Since the 2000’s, new immunotherapies have been developed with a great deal of publicity. Monoclonal antibodies allow attacking diffuse tumors, through the stimulation and boosting of patient's white blood cells. These are new molecules and therefore easily patentable. (www.clo2.nl: read profitable!)
Some patients benefit from these treatments. The tumors regress for a time. The majority of patients suffer from severe side effects because white blood cells also attack healthy tissues. This promising approach is less revolutionary than it appears. The response rate appears to be of the same order of magnitude as that of old cytotoxic chemotherapy. The response to immunotherapy is only partial and transient.
Summary of cancer treatment
Today, the work of the oncologist is mostly one of supportive care. The radiotherapy will calm the pain; the chemotherapy will improve the symptoms for a while. The morphine will alleviate the stabbing pain.

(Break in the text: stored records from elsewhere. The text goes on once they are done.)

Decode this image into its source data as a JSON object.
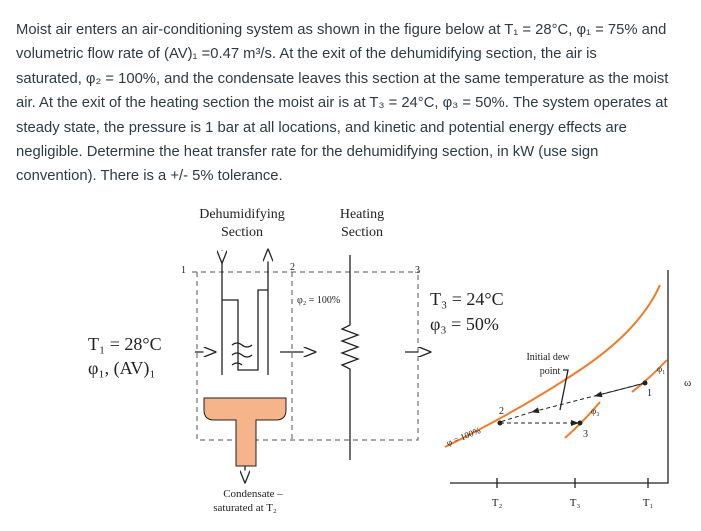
{
  "problem": {
    "lines": [
      "Moist air enters an air-conditioning system as shown in the figure below at T₁ = 28°C, φ₁ = 75% and",
      "volumetric flow rate of (AV)₁ =0.47 m³/s. At the exit of the dehumidifying section, the air is",
      "saturated, φ₂ = 100%, and the condensate leaves this section at the same temperature as the moist",
      "air. At the exit of the heating section the moist air is at T₃ = 24°C, φ₃ = 50%. The system operates at",
      "steady state, the pressure is 1 bar at all locations, and kinetic and potential energy effects are",
      "negligible. Determine the heat transfer rate for the dehumidifying section, in kW (use sign",
      "convention). There is a +/- 5% tolerance."
    ]
  },
  "figure": {
    "dehumidifying": [
      "Dehumidifying",
      "Section"
    ],
    "heating": [
      "Heating",
      "Section"
    ],
    "states": [
      "1",
      "2",
      "3"
    ],
    "phi2": "φ₂ = 100%",
    "exit": [
      "T₃ = 24°C",
      "φ₃ = 50%"
    ],
    "inlet": [
      "T₁ = 28°C",
      "φ₁, (AV)₁"
    ],
    "condensate": [
      "Condensate –",
      "saturated at T₂"
    ],
    "chart": {
      "dew_point": [
        "Initial dew",
        "point"
      ],
      "saturation": "φ = 100%",
      "omega": "ω",
      "temps": [
        "T₂",
        "T₃",
        "T₁"
      ],
      "points": [
        "2",
        "3",
        "1"
      ],
      "phi_labels": [
        "φ₃",
        "φ₁"
      ]
    }
  }
}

Unable to cure cancer, researchers have tried to prevent it. Multiple clinical trials involving hundred of thousands of patients have been performed to check the value of cancer prevention. They all have failed. Some trials have focused on physicians. They are well informed and eager to participate in trials. The aim is to divide volunteers into several completely comparable groups. One example, among many, concerns 14621 Finnish doctors that have been entered in a trial that lasted 8 years. These volunteers have been divided into several groups. The first group received a placebo, the second vitamin E, while the third group received low doses of vitamin C. After eight years the incidence of cancer is the same in each group.
Gaziano, JM, Glynn, RJ, Christen, WG, Kurth, T., Belanger, C., MacFadyen, J., Buring, JE (2009). Vitamins E and C in the prevention of prostate and total cancer in men: the Physicians' Health Study II randomized controlled trial. Jama , 301 (1), 52-62.
Other large trials have been carried out on a high-risk population such as workers exposed to asbestos. Asbestos is a flame retardant mineral that was used to prevent fire. It has been therefore widely used in the past for automobile brakes and in construction. Asbestos forms fiber-like particles and when inhaled, it will lodge in the lungs. The chronic irritation caused by asbestos is carcinogenic. These workers are therefore at high risk of developing lung cancer and mesothelioma (cancer of the pleura).
The physicians tested the preventive effect of beta-carotene and vitamin A. Here again they are comparing two groups of workers. These supplements do not decrease but, worse, increase the risk of lung cancer.
Omenn, GS, Goodman, GE, Thornquist, MD, Balmes, J., Cullen, MR, Glass, A., Barnhart, S. (1996). Effects of a combination of beta carotene and vitamin A on lung cancer and cardiovascular disease. New England journal of medicine , 334 (18), 1150-1155.
Other trials target women at high risk for breast cancer. The risk of breast cancer increases if there is a family history of breast cancer. A trial has been performed including 2394 women with one or more family members affected by breast cancer. They are divided into two groups. The first group of women receives an anti-estrogen that is supposed to inhibit the carcinogenic action of estrogens. The second group serves as a control because it received only a placebo. 70 months later, the number of breast cancer is the same in both groups.
Powles, T., Eeles, R., Ashley, S., Easton, D. , Chang, J., Dowsett, M., Davey, J. (1998). Interim analysis of the incidence of breast cancer in the Royal Marsden Hospital tamoxifen randomized chemoprevention trial. The lancet, 352 (9122), 98-101.
Today the only action that is effective is the prevention of massive exposure to tobacco and other carcinogens. The rest is just guesswork.